Friday, November 21, 2008

Gina & Laura - Art at Duke



Laura and I worked collaboratively for this project to get a feel for how people within the Duke community see art on campus, the university's receptiveness to art, and where they think art should be better represented. Responses varied, but the overall responses we recieved were in favor of more student art, installations, public art, etc. It seemed obvious from our interviews that students' perceptions of Duke are that it is a university campus severely lacking in innovative and thought-provoking artwork.

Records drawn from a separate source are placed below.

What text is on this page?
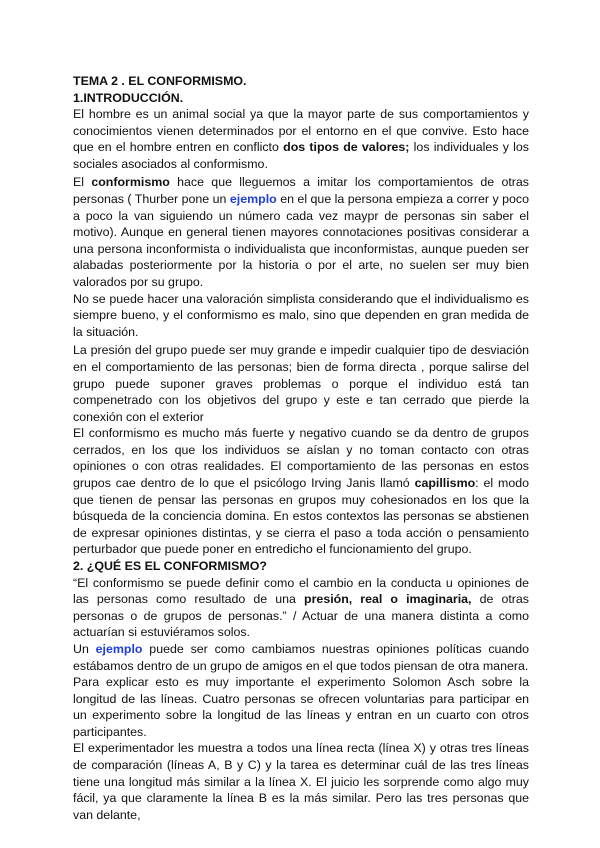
TEMA 2 . EL CONFORMISMO.

1.INTRODUCCIÓN.

El hombre es un animal social ya que la mayor parte de sus comportamientos y conocimientos vienen determinados por el entorno en el que convive. Esto hace que en el hombre entren en conflicto dos tipos de valores; los individuales y los sociales asociados al conformismo.

El conformismo hace que lleguemos a imitar los comportamientos de otras personas ( Thurber pone un ejemplo en el que la persona empieza a correr y poco a poco la van siguiendo un número cada vez maypr de personas sin saber el motivo). Aunque en general tienen mayores connotaciones positivas considerar a una persona inconformista o individualista que inconformistas, aunque pueden ser alabadas posteriormente por la historia o por el arte, no suelen ser muy bien valorados por su grupo.

No se puede hacer una valoración simplista considerando que el individualismo es siempre bueno, y el conformismo es malo, sino que dependen en gran medida de la situación.

La presión del grupo puede ser muy grande e impedir cualquier tipo de desviación en el comportamiento de las personas; bien de forma directa , porque salirse del grupo puede suponer graves problemas o porque el individuo está tan compenetrado con los objetivos del grupo y este e tan cerrado que pierde la conexión con el exterior

El conformismo es mucho más fuerte y negativo cuando se da dentro de grupos cerrados, en los que los individuos se aíslan y no toman contacto con otras opiniones o con otras realidades. El comportamiento de las personas en estos grupos cae dentro de lo que el psicólogo Irving Janis llamó capillismo: el modo que tienen de pensar las personas en grupos muy cohesionados en los que la búsqueda de la conciencia domina. En estos contextos las personas se abstienen de expresar opiniones distintas, y se cierra el paso a toda acción o pensamiento perturbador que puede poner en entredicho el funcionamiento del grupo.

2. ¿QUÉ ES EL CONFORMISMO?

“El conformismo se puede definir como el cambio en la conducta u opiniones de las personas como resultado de una presión, real o imaginaria, de otras personas o de grupos de personas.” / Actuar de una manera distinta a como actuarían si estuviéramos solos.

Un ejemplo puede ser como cambiamos nuestras opiniones políticas cuando estábamos dentro de un grupo de amigos en el que todos piensan de otra manera.

Para explicar esto es muy importante el experimento Solomon Asch sobre la longitud de las líneas. Cuatro personas se ofrecen voluntarias para participar en un experimento sobre la longitud de las líneas y entran en un cuarto con otros participantes.

El experimentador les muestra a todos una línea recta (línea X) y otras tres líneas de comparación (líneas A, B y C) y la tarea es determinar cuál de las tres líneas tiene una longitud más similar a la línea X. El juicio les sorprende como algo muy fácil, ya que claramente la línea B es la más similar. Pero las tres personas que van delante,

Gina: Duke is not particularly known as an artistically liberal, creative, art-embracing campus, and unfortunately, some of these external stereotypes actually hold true. Although certain areas of campus are decorated with student-created advertisements, poltical beliefs, or random blurbs of graffiti (namely, the bridge to east campus), Duke's public artwork predominately remains the austere, memorial-type statuary or portraiture. As Babs so eloquently stated in her interview, this campus is in desperate need to art that can shock, inspire, or simply to make campus a more visually-stimulating, artistic environment.

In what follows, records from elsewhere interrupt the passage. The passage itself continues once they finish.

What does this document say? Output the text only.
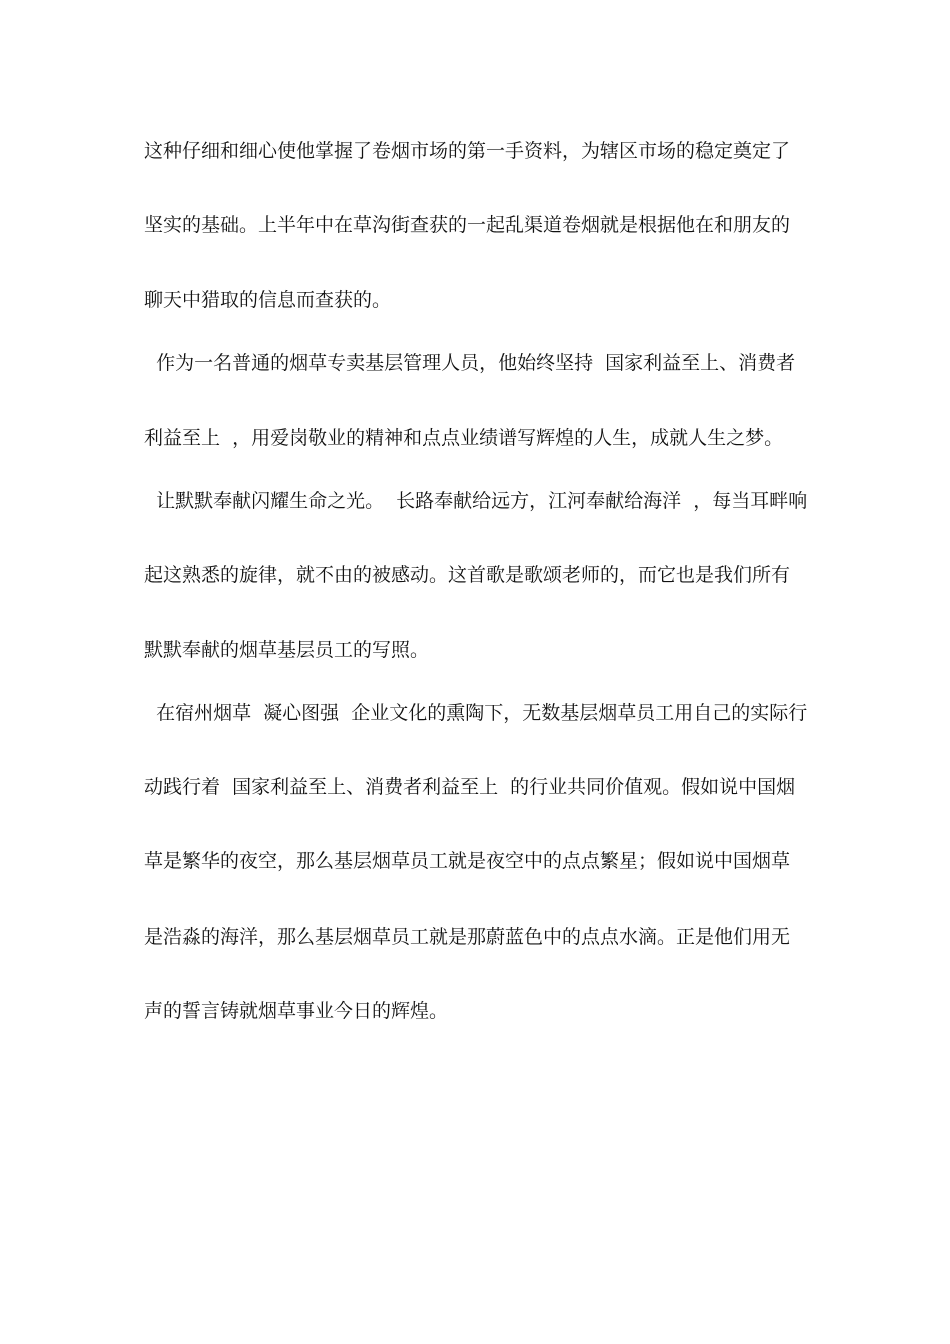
这种仔细和细心使他掌握了卷烟市场的第一手资料，为辖区市场的稳定奠定了
坚实的基础。上半年中在草沟街查获的一起乱渠道卷烟就是根据他在和朋友的
聊天中猎取的信息而查获的。
作为一名普通的烟草专卖基层管理人员，他始终坚持  国家利益至上、消费者
利益至上  ，用爱岗敬业的精神和点点业绩谱写辉煌的人生，成就人生之梦。
让默默奉献闪耀生命之光。  长路奉献给远方，江河奉献给海洋  ，每当耳畔响
起这熟悉的旋律，就不由的被感动。这首歌是歌颂老师的，而它也是我们所有
默默奉献的烟草基层员工的写照。
在宿州烟草  凝心图强  企业文化的熏陶下，无数基层烟草员工用自己的实际行
动践行着  国家利益至上、消费者利益至上  的行业共同价值观。假如说中国烟
草是繁华的夜空，那么基层烟草员工就是夜空中的点点繁星；假如说中国烟草
是浩淼的海洋，那么基层烟草员工就是那蔚蓝色中的点点水滴。正是他们用无
声的誓言铸就烟草事业今日的辉煌。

Laura: I actually was not shocked by the student response in our interviews. Art is not a very prevalent element on the Duke Unversity campus. I feel like Duke ought to make more of an effort to showcase student art -- especially in more public areas such as the main quad, bryan center, east campus student union, and even the libraries. Art is a way to broaden minds and has various uses: breaking down social conventions, asking unanswered questions, etc. I hope that we, as students and members of the Duke community, can act upon this.